Au Coma Science Group, nous considérons que chaque type de description – bien-être, tunnel, lumière blanche… – est provoqué par l’atteinte d’une région cérébrale spécifique, en raison du manque d’oxygène qui survient lors d’un arrêt cardiaque. C’est l’explication la plus simple. Mais nous n’avons pas de certitude tant que nous n’aurons pas compris le fonctionnement de la conscience. Celui qui expliquera comment la subjectivité émerge d’un phénomène physique aura un prix Nobel !
A-t-on déjà établi un lien entre un type de vision et le dysfonctionnement d’une zone cérébrale précise ?
C’est une piste que nous explorons. Deux chercheurs se sont distingués en la matière : le Dr Dirk De Ridder, neurochirurgien et directeur de la Clinique du cerveau de l’hôpital universitaire d’Anvers, et Olaf Blanck, chercheur en neurosciences de l’université de Lausanne. Ils ont découvert que la sensation de sortie du corps est provoquée par un dysfonctionnement du cortex pariétal droit. Blanck a stimulé différentes régions du cerveau d’une patiente avant une opération et a provoqué ainsi chez elle une sensation de sortie du corps.
Le fait que sept à huit patients sur dix rapportent cette sensation de flotter au-dessus de leur corps crédite-t-elle l’idée d’une conscience indépendante de l’activité cérébrale ?
Sam Parnia, un grand spécialiste des expériences de mort imminente, a cherché à en apporter la preuve. Basée actuellement à l’université de New York, son équipe a travaillé pendant quatre ans sur le sujet. Une quinzaine de centres hospitaliers ont été associés à ce programme, d’une ampleur exceptionnelle. L’étude, menée sur plus de 2 000 patients, a été publiée début octobre. Des photos avaient été disposées sur une étagère, uniquement visibles par la personne décorporée. Si des patients ayant vécu une expérience extracorporelle avaient reconnu ces photos, cela aurait remis en cause les lois de la biologie et de la physique. Mais ce ne fut pas le cas. Cet échec signifie qu’on ne peut prouver l’existence d’une conscience indépendante de l’activité cérébrale.

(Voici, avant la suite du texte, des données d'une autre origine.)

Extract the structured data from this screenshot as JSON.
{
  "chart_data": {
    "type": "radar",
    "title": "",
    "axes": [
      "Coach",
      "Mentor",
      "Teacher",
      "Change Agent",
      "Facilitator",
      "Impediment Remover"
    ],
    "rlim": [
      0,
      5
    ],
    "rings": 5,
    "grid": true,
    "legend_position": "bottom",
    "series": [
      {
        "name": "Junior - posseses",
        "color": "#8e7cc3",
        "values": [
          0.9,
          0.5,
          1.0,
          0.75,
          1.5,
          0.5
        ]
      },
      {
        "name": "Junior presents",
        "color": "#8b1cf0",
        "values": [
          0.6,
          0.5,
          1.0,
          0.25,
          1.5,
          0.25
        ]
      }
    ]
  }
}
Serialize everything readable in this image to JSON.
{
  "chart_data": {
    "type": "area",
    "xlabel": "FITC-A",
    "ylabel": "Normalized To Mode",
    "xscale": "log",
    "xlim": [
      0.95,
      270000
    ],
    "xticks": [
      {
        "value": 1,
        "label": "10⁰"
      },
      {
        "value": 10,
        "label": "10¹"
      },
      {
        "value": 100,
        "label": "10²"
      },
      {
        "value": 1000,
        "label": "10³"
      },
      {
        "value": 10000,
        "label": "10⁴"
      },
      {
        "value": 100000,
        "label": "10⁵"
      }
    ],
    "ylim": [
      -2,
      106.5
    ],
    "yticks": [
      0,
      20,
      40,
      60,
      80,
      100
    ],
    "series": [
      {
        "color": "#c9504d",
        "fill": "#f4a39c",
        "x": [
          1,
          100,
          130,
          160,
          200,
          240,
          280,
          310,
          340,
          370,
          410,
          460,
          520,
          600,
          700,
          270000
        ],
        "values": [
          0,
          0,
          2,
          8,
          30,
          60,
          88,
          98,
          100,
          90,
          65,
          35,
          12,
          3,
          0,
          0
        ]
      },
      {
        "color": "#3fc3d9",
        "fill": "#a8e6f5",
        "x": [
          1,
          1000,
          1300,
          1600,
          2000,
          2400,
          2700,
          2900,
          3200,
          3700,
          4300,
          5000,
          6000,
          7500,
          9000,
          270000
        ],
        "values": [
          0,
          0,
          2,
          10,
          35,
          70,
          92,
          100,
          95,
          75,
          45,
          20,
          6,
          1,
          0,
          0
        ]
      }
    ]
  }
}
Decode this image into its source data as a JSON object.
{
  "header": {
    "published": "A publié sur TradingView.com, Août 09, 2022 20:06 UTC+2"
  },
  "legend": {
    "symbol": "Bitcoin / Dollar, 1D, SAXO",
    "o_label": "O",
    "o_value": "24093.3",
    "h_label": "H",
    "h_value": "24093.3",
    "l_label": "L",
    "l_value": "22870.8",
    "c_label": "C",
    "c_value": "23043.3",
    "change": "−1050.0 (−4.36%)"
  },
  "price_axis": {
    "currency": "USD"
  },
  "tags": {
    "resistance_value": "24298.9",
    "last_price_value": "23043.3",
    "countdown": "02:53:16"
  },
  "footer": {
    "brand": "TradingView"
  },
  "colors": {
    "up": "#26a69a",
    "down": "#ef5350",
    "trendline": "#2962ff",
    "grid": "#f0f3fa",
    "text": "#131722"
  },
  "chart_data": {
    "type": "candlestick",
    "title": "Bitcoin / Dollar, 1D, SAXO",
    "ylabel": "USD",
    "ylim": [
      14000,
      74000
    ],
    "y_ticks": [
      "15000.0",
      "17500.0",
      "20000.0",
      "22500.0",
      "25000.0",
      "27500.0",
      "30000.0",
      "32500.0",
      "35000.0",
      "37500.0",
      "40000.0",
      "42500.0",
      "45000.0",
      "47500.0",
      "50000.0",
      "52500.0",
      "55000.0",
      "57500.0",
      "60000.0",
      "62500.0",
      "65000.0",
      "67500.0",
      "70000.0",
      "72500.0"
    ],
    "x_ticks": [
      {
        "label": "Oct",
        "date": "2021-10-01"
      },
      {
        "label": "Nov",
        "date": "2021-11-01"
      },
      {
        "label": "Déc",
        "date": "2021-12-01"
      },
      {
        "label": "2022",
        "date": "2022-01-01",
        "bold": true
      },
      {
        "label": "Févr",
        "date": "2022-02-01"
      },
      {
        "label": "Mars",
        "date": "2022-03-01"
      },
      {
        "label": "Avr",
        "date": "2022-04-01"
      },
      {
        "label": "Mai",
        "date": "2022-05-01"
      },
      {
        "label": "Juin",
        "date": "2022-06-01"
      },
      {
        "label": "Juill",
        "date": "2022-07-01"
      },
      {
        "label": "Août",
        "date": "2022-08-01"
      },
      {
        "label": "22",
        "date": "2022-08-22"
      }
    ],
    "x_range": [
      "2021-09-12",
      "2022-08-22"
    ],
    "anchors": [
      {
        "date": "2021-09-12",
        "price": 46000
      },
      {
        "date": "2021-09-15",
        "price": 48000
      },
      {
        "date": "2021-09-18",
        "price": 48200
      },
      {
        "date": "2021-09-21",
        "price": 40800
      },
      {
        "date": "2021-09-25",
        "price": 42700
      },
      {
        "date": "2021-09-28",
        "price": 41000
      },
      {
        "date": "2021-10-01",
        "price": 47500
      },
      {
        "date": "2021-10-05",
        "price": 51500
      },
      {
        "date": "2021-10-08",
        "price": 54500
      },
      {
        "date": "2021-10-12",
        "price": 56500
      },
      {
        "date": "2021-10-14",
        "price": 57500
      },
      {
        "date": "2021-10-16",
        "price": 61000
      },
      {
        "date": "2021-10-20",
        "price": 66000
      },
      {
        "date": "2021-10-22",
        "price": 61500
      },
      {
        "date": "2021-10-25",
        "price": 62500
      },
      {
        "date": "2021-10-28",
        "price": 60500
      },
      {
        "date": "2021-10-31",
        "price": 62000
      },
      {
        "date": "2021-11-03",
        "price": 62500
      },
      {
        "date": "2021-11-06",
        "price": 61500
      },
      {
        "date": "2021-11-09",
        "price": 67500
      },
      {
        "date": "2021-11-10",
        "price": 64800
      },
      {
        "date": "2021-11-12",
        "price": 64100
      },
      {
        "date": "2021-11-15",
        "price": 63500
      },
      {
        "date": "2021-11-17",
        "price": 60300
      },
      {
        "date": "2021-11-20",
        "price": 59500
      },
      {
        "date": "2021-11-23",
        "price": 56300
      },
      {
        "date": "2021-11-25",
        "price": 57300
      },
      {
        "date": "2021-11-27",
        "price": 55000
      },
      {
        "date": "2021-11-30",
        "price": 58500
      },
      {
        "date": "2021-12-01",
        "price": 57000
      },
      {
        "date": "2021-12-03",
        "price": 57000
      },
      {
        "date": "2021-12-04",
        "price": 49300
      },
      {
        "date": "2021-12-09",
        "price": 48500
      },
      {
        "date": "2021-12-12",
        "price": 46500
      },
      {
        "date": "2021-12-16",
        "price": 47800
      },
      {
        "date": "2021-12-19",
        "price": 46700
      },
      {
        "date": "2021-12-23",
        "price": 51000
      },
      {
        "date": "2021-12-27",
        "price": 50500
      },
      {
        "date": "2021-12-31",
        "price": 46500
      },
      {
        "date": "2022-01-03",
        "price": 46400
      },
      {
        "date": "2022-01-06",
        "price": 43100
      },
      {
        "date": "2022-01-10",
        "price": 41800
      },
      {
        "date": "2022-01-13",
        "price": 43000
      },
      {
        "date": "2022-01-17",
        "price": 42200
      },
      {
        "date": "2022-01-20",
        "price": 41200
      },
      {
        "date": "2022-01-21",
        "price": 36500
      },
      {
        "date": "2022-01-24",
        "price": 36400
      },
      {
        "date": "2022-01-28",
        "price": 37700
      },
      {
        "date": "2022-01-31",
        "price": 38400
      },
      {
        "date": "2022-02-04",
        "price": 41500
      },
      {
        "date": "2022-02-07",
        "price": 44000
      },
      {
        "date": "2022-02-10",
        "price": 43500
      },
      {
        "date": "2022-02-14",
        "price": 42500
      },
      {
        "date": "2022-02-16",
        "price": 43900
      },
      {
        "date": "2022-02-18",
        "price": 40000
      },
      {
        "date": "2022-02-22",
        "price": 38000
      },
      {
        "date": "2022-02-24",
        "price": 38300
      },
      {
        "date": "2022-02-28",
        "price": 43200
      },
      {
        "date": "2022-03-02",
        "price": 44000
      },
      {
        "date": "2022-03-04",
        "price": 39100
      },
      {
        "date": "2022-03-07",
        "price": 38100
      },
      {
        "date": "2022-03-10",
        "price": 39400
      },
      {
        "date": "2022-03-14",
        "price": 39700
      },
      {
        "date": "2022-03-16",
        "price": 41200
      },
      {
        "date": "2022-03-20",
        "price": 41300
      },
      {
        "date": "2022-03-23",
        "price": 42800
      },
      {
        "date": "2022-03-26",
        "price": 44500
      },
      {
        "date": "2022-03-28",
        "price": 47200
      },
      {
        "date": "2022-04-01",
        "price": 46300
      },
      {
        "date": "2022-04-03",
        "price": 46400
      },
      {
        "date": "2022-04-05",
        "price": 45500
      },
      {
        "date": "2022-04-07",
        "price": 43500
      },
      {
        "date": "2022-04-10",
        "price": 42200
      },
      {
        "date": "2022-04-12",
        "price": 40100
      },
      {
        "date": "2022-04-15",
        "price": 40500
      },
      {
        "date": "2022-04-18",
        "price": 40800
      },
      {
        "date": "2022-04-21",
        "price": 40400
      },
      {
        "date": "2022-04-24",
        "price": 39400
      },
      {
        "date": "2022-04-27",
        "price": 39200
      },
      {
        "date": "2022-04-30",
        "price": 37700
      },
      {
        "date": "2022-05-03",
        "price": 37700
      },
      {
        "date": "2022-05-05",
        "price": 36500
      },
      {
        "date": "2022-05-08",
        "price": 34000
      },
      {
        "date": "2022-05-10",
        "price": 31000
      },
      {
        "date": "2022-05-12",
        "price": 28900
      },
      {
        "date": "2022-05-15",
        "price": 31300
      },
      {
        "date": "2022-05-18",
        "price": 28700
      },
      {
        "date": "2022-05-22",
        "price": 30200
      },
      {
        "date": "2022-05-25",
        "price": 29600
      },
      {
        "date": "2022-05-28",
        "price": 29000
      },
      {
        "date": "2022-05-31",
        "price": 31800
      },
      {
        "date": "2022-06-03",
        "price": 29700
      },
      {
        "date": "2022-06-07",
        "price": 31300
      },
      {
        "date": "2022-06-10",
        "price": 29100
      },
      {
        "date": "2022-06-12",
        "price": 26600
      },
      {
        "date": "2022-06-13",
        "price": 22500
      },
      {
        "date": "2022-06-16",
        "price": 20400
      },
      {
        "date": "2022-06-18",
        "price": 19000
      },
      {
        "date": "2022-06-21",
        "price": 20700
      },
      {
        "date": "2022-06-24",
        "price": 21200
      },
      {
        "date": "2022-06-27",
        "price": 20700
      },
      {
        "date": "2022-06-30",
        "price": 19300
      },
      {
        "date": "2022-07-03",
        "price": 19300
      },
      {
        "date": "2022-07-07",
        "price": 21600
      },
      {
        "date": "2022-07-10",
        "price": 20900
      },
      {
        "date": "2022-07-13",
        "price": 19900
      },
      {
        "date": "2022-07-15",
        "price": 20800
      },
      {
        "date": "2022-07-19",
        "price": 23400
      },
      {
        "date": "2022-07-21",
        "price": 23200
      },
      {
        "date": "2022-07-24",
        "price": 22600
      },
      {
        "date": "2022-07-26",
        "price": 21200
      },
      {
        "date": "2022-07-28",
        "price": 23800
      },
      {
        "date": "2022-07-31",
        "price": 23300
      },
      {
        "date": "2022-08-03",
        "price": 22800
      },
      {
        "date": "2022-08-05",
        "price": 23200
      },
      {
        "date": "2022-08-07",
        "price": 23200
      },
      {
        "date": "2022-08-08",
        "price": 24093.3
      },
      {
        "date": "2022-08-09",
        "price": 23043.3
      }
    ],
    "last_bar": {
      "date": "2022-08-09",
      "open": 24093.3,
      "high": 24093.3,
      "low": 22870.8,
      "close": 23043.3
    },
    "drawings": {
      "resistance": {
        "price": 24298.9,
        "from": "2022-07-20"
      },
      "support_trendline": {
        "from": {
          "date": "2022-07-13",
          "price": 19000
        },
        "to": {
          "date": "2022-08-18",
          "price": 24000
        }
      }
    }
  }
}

Cette étude a pourtant eu un large écho médiatique !
Faute d’avoir pu valider son hypothèse, le Dr Parnia a axé sa communication sur le fait que le cerveau humain ne s’arrête pas immédiatement quand le coeur cesse de battre et que la mort est un processus et non un événement ponctuel. Il suggère que, dans les premières minutes après la mort, la conscience n’est pas anéantie. Sauf que ses patients n’ont pas eu une mort cérébrale, mais une perte de conscience, liée à un arrêt cardiaque ou à une autre cause. Il sous-entend que leur activité électrique cérébrale était nulle, mais ne peut le prouver, car il n’a pas mesuré cette activité ! Cela dit, je ne rejette pas l’hypothèse d’une conscience liée à des éléments physiologiques inconnus. Se contenter des lois actuelles de la science ne fait pas progresser nos connaissances.
L’an dernier, une autre expérience, sur des rats, a défrayé la chronique : elle montre que l’activité cérébrale, loin de s’arrêter net par manque d’oxygène, s’intensifie dans les trente secondes qui suivent l’arrêt du coeur. Une piste pour expliquer la force et la clarté des visions humaines lors des EMI ?
Cette étude publiée par des chercheurs de l’université du Michigan est très intéressante. Jusqu’ici, on pensait qu’un cerveau actif normal devenait brusquement un cerveau plat au moment de la mort. A présent, on sait qu’il y a des bouffées d’activité dans un cerveau qui meurt. L’électro-encéphalogramme enregistre un grand nombre d’interactions neuronales, associées aux zones de la conscience, de la vision… Evidemment, les rats de cette expérience américaine sont morts, et même si on les ramenait à la vie, ils ne pourraient raconter ce qu’ils ont vécu ! Mais l’étude prouve que la dynamique d’un cerveau qui meurt est plus complexe qu’on ne le pense.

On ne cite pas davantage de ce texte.